In this column we’ll discuss survival at the micro level: creating a survival kit that you can tuck in a shirt or pants pocket.
You can never be too prepared nowadays. You may not face an earthquake and tsunami where you live, but other types of disasters can hit. Tornadoes, blizzards, severe storms; even civil unrest can cause a disruption. Are you prepared to go it alone for a few hours or longer? Because I spend so much time off road, I have multiple survival kits, including stuff I carry in a pocket. This column will show you how to create a viable pocket-sized survival kit. Take the time to build one. It could save your life someday.
The first challenge we notice is finding the proper container. As you know, pockets aren’t very big. Yet we still want to pack a lot of useful items in this survival kit. You’ll want something that’s roughly 3” x 5” and no more than about 1” deep. I like Altoids® boxes, but they’re rather shallow. Metal is better than plastic, as you’ll see in a moment. If you decide to go with plastic, take a look at the line of Pelican micro cases. They are easier to acquire and are water tight.

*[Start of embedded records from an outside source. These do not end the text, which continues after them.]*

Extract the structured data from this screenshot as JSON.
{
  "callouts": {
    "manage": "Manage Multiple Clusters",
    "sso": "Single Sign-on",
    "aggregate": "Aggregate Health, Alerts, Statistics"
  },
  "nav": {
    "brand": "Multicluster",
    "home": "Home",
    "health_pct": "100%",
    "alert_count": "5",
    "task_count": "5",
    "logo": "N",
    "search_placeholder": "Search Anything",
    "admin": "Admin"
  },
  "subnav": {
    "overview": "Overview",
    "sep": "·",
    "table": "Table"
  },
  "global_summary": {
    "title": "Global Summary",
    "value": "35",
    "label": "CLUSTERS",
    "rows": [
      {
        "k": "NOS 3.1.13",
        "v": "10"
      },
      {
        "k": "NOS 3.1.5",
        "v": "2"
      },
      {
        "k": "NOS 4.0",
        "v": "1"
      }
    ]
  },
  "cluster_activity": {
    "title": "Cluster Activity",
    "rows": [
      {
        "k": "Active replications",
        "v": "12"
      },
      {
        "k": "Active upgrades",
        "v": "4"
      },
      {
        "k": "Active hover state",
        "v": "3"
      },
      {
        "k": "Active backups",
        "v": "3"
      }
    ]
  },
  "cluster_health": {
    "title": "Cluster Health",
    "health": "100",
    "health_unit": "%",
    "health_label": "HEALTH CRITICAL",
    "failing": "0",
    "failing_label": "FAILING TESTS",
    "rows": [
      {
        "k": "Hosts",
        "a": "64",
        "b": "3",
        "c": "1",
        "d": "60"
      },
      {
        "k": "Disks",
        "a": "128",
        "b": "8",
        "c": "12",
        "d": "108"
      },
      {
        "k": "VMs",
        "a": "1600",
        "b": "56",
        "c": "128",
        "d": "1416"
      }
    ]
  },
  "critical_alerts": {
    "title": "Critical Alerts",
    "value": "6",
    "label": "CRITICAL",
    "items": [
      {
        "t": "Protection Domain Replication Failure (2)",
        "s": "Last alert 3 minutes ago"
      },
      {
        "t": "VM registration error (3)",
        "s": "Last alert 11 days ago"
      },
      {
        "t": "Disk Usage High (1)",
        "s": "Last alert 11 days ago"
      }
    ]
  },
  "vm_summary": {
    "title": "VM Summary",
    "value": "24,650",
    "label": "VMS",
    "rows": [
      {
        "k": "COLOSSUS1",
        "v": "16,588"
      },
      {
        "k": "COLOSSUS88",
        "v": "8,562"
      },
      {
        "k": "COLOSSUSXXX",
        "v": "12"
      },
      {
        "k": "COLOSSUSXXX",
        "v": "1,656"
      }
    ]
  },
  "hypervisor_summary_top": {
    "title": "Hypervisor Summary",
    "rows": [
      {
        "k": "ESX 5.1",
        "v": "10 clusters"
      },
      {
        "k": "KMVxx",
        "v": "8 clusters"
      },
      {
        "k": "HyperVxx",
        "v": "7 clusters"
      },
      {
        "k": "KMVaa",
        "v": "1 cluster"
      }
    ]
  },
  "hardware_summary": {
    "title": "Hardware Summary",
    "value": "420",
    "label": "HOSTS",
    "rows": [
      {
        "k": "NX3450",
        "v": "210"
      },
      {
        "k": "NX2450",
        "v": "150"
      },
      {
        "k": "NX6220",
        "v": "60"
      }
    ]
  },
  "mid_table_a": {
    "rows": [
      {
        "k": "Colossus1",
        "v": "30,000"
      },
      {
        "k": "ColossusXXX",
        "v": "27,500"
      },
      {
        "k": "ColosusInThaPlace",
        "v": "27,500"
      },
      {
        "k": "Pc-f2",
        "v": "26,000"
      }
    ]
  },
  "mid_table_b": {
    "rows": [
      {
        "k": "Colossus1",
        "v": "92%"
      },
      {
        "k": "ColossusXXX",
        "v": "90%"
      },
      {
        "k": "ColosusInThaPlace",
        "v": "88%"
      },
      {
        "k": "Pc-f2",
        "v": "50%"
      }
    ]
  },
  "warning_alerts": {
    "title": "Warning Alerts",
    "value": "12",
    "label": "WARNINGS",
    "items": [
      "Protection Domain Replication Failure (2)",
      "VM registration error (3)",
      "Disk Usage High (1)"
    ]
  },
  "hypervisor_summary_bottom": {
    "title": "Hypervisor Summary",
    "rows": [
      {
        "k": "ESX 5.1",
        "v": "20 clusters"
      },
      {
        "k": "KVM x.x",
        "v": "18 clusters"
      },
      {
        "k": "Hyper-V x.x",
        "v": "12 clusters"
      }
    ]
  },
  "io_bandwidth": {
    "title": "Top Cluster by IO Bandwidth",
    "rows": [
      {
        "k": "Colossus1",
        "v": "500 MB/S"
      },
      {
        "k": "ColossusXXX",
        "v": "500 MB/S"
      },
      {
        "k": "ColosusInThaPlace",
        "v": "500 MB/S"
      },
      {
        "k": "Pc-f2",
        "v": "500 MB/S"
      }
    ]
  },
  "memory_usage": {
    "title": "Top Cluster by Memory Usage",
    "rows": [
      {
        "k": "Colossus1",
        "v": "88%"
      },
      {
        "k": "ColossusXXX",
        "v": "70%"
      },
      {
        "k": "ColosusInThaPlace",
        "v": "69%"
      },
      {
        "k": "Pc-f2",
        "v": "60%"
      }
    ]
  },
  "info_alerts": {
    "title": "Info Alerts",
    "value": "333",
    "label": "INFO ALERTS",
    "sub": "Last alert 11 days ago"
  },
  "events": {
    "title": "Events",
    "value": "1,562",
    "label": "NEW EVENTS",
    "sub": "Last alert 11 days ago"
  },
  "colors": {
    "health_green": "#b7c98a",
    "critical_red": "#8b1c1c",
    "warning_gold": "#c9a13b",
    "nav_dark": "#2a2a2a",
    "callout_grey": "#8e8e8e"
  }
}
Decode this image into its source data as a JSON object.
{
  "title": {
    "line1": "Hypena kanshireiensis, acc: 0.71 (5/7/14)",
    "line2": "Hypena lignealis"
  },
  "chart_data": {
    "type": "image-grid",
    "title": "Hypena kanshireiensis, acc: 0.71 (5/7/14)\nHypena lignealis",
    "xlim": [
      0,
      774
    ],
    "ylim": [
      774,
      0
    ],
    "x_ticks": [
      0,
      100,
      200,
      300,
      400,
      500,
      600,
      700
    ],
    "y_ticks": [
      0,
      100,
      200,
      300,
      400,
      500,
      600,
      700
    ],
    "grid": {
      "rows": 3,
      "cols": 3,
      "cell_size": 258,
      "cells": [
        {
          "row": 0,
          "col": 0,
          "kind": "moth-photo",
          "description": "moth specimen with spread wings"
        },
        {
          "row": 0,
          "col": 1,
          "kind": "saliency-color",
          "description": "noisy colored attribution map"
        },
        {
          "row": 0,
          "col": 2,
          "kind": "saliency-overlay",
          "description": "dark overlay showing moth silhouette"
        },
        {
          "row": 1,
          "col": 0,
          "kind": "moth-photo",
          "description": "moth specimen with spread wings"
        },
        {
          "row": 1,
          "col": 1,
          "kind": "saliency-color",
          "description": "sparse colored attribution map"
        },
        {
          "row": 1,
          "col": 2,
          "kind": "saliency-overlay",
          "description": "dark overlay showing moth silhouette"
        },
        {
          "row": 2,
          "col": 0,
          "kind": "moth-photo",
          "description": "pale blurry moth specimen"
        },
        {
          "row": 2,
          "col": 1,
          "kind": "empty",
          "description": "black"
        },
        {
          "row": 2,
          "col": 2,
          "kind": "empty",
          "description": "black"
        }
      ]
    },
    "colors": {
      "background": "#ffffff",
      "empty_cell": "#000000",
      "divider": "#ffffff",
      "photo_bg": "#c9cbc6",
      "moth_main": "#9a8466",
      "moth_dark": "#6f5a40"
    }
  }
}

What do you include? Here is where we review the basic components. A good survival kit includes matches, a flashlight, water, whistle, map and compass, knife, 1st aid kit, extra food and extra clothing. Some people like to add a water container, paper and pencil, and toilet paper.
As you can see, we won’t be able to fit all of that in a pocket-sized kit. So let’s zero in on the truly essential items. By examining the most crucial needs of survival, we can see which items have to be in our kit. Then it’s a matter of determining quantity and/or size to fit the limited space.
- Fire. Crucial for providing heat, cooking food, and as a signaling device via the smoke. Matches are great, but store them in a watertight container or get Storm Matches that are individually waterproof. A Butane lighter is also OK. Just make sure it’s full or nearly full. You never know how many times you’ll need to use it. I like Fire Lite. They offer a mini version that’s rated to 5,000 strikes. You want 3 ways to make fire, if possible.
- Signaling. A small whistle will do the trick. Many are surprisingly loud, and the shrill tone cuts through most background noise. Another way to signal involves using the box to reflect light. This is why I don’t recommend using a plastic container. Make sure at least one side of the container is unpainted. The bare metal will reflect far better.
- Navigation. A button compass is sufficient. Don’t bother with maps. You’ll never know where you’ll be when you get stuck. No point in trying to guess. Plus, you just don’t have room.
- Water. Another critical component; even more important than food. Of course, you won’t pack water in your pocket kit. Here, we’re interested in a container to carry water you may find. A gallon-sized plastic bag is sufficient. To save space we will use the Reynolds Oven Bags cut down a bit. Include about 20 water purification tablets. They’ll probably get crushed over time, but will still work. We cut out the instructions for purification and included it in the bottom of the box.
- Cutting tool. You’ll need some way to cut material. A multi-purpose knife would be too large. Consider adding a cable saw to your kit. They come in numerous sizes, and can be used to cut branches and other material.
- Tinder. Tender Quick Fire Tabs work well. You can buy additional packets at most camping outlets. You can use them to fill in the voids in the tin. If you want a cheap alternative, cotton balls embedded with Vaseline are great. Just a fingertip’s worth of jelly worked into the cotton is sufficient. Create three or four, and wrap in plastic. These will ignite any kindling or other material you use for your fire.
- Flashlight. Nite-Lze is a single LED designed to put on your jacket zipper so it fits nicely into the pocket kit. Photon Micro-Light II is another small LED.
- Something to write with. Space permitting, include a chunk of pencil and a couple scraps of paper. Those can also be used to place markers along your path in the event you leave your vehicle, which is not recommended.
- Extra string. An all-purpose tool, you should always have some string handy. Make it fishing line, add a few split shot sinkers, a few hooks and you can use it to fish or build a shelter. For something more substantial, grab about 10’ of parachute cord. To save space, we’ll wrap it around the box. I left the ends out in the picture so you can see how I wrapped it.
- If you have any space left, toss in a couple Band-Aids and perhaps 2 feet of aluminum foil to make a cup.
Take the time to create a pocket survival kit (or two with the extra supplies). If you ever need one, you’ll be so glad you did.